Kamina P
Service de Gynécologie-Obstétrique, Hôpital Jean-Bernard, Poitiers.
Rev Fr Gynecol Obstet. 1990 Jul-Sep;85(7-9):435-44.
The technical difficulties in the vaginal hysterectomy (VH) are principally raised by the special conceptualization of the normal anatomy in the craniocaudal direction and the topographical modifications from the surgical manipulations. These modifications have been studied during an operative dissection on a dead body non-formulated, but with the vessels previously injected with coloured latex. Our observation and the numerous works of per-operative radiology are showing that, at every period of the VH there is an ureterical safety margin much more important than in the abdominal hysterectomy.
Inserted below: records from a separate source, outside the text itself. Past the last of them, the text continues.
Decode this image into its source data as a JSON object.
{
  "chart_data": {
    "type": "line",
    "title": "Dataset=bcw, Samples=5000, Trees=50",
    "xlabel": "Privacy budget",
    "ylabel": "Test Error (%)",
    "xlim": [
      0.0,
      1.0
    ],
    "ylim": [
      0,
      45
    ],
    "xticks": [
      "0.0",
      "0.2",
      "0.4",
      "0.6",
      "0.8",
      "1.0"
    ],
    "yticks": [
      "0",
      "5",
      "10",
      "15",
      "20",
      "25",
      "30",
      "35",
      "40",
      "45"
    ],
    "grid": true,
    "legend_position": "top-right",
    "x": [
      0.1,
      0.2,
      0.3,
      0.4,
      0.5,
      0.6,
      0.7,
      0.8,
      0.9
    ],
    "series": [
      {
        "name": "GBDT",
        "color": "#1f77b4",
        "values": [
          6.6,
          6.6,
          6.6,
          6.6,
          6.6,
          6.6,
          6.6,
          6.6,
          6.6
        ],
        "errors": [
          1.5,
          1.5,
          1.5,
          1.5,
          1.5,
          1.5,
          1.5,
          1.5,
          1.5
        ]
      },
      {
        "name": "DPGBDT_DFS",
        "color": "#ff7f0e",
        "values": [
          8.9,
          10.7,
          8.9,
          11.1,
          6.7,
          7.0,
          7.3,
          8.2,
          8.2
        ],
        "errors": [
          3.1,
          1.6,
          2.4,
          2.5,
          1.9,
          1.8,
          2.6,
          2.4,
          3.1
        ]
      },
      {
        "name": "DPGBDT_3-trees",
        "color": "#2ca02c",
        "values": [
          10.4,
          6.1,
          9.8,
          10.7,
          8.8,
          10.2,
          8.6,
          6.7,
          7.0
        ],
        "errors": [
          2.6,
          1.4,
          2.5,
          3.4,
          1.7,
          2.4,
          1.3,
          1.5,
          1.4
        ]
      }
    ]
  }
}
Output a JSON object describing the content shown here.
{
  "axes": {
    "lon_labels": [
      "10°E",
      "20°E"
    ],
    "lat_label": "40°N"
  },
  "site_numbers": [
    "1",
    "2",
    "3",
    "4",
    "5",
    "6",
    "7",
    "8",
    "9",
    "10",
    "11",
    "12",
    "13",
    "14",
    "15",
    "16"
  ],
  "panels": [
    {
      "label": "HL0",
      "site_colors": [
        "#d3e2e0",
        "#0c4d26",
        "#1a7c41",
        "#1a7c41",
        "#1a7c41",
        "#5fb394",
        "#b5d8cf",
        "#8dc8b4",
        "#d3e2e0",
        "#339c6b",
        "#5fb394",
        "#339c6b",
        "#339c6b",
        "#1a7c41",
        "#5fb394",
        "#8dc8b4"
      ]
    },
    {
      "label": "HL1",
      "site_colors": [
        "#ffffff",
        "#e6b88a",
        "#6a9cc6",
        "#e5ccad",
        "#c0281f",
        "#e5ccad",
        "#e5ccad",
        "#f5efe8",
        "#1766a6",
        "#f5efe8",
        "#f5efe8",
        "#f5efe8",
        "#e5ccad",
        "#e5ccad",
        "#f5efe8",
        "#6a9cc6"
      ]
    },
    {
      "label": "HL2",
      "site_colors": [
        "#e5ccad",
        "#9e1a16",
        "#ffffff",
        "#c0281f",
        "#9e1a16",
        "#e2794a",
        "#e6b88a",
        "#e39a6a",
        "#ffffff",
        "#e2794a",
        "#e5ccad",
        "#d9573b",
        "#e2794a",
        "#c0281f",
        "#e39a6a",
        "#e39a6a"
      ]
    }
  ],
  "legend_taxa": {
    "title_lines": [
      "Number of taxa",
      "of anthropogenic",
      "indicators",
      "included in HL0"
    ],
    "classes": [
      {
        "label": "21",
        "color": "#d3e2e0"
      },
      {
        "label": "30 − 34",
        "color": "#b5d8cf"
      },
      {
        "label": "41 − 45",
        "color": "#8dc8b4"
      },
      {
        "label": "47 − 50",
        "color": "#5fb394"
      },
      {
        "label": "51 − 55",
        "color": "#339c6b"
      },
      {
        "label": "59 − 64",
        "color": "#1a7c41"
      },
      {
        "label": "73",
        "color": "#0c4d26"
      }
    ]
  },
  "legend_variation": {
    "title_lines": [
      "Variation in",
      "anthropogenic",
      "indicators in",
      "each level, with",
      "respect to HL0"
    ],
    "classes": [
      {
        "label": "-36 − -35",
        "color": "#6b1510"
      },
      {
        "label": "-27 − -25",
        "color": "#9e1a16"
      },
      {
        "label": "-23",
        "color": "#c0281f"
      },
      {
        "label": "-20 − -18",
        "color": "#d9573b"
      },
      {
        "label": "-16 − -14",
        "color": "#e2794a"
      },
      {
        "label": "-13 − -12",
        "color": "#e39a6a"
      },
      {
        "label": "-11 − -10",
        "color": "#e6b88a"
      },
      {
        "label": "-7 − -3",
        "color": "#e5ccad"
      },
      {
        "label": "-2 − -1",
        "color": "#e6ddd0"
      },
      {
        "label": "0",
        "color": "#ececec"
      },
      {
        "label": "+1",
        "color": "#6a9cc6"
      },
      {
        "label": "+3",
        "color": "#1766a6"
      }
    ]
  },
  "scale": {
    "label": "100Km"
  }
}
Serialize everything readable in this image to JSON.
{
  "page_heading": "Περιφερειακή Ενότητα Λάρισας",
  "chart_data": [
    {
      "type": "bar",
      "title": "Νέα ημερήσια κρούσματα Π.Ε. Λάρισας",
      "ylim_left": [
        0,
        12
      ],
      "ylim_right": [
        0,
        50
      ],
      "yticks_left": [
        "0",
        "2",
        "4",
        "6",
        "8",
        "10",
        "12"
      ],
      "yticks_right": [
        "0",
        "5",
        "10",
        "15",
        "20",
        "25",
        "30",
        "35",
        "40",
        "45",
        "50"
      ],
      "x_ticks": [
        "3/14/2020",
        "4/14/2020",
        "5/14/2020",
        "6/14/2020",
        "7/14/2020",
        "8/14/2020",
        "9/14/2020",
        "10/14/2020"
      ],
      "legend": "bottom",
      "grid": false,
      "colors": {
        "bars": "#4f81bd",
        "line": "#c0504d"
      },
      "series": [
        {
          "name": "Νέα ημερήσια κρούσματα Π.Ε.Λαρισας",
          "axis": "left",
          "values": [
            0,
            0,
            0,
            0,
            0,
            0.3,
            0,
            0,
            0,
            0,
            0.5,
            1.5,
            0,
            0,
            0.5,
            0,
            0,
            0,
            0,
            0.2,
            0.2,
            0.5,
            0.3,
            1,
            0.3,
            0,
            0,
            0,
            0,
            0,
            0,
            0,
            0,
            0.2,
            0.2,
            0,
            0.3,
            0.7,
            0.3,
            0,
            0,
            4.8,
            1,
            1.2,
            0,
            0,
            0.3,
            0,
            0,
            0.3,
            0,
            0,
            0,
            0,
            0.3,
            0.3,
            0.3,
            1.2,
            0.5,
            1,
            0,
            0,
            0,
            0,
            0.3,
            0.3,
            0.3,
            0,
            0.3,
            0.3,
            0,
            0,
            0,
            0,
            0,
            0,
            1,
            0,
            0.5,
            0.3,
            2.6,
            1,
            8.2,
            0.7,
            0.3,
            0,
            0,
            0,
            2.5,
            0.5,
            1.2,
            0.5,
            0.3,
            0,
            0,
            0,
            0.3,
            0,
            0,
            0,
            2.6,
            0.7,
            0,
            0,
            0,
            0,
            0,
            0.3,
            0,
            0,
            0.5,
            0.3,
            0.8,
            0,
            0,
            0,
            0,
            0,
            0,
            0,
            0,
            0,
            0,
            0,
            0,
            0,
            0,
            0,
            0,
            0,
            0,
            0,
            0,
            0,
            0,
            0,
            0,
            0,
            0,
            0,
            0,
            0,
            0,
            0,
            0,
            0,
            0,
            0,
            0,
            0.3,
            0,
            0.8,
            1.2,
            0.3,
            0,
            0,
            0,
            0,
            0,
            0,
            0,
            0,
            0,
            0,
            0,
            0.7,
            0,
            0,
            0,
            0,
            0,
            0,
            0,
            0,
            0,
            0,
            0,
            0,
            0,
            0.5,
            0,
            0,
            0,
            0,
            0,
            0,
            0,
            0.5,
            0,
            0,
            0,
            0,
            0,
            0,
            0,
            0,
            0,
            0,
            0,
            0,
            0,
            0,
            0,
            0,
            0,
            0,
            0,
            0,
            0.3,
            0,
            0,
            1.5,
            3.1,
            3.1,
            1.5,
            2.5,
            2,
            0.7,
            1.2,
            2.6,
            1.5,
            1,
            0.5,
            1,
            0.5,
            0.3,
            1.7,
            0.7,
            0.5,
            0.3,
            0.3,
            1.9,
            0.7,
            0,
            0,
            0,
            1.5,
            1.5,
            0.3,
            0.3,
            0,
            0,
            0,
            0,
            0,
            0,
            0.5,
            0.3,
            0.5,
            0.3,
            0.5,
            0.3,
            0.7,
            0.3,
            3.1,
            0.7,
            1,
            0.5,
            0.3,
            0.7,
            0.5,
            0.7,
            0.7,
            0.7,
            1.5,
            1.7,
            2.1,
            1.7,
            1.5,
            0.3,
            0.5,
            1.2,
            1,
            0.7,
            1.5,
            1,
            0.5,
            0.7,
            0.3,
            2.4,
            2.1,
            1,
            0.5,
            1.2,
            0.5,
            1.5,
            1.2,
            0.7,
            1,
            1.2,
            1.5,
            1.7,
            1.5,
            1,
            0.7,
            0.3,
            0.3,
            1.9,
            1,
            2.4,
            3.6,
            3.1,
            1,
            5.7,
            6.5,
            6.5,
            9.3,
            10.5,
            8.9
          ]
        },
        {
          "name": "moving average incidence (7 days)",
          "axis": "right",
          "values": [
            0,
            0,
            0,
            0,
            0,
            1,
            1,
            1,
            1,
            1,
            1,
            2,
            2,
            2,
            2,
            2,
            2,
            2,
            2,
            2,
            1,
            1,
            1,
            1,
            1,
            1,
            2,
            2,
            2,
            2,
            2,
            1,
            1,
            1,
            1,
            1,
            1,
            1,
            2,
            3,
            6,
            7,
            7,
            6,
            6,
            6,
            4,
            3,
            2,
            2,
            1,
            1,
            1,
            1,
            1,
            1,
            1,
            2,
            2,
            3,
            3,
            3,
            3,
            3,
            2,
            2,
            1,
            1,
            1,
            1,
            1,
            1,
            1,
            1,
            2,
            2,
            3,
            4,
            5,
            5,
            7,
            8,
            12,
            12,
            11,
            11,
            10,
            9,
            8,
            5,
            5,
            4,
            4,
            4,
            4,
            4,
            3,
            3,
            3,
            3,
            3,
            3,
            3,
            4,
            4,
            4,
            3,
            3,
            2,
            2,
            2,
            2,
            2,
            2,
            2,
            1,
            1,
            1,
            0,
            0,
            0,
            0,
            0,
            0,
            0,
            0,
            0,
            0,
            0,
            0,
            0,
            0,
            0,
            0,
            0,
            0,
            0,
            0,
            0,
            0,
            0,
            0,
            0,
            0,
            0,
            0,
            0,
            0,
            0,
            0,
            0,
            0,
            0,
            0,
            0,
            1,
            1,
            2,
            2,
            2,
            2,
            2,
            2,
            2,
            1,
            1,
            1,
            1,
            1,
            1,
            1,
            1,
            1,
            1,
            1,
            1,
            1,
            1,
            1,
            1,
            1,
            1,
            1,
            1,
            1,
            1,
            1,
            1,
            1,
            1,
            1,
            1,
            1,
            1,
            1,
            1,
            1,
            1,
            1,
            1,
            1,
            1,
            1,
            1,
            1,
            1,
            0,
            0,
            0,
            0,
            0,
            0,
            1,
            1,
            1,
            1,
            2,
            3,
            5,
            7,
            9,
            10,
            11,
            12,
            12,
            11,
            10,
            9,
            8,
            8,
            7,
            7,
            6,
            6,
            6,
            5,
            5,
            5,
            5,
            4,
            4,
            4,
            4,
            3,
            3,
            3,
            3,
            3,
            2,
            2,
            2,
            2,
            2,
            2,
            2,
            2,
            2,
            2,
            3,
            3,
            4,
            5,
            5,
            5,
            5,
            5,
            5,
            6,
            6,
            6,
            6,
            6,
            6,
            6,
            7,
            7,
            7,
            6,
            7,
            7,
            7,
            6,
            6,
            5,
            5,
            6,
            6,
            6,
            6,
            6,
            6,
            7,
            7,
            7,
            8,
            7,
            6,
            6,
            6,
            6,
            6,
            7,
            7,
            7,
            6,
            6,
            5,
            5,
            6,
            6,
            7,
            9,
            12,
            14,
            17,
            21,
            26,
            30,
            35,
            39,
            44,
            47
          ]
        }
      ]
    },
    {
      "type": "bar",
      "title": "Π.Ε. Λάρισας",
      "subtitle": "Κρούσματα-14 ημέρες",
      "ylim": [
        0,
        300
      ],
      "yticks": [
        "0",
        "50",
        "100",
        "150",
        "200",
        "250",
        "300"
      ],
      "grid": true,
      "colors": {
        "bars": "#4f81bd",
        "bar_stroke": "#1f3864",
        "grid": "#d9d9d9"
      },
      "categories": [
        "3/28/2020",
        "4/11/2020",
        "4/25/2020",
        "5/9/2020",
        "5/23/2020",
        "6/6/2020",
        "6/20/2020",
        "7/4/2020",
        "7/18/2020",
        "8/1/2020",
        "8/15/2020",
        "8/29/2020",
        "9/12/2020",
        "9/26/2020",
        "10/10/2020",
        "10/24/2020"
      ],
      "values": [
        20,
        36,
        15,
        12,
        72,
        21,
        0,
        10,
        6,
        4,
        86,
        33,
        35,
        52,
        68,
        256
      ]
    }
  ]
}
The prime manipulation in its realization is the caudal and continuous traction of the cervix in order to individualize the ligaments and to make easier the dissections. The operation amounts to three primary stages: breaking away the uterus from its visceral connections in order to hold them distant with valves; releasing the uterus from its ligaments with ligatures spaced from the cervix to the fundus; restituating the peritoneal cavity and the vaginal fornix in its topography and statics. The vaginal hysterectomy has notable advantages in swiftness, absence of intestinal manipulations and scarceness of ureterical injuries. The anatomical limits in the low way, depend on the vaginal compliance, the mobility of the pelvic organs and the disproportion between the vagina and the deferent duct.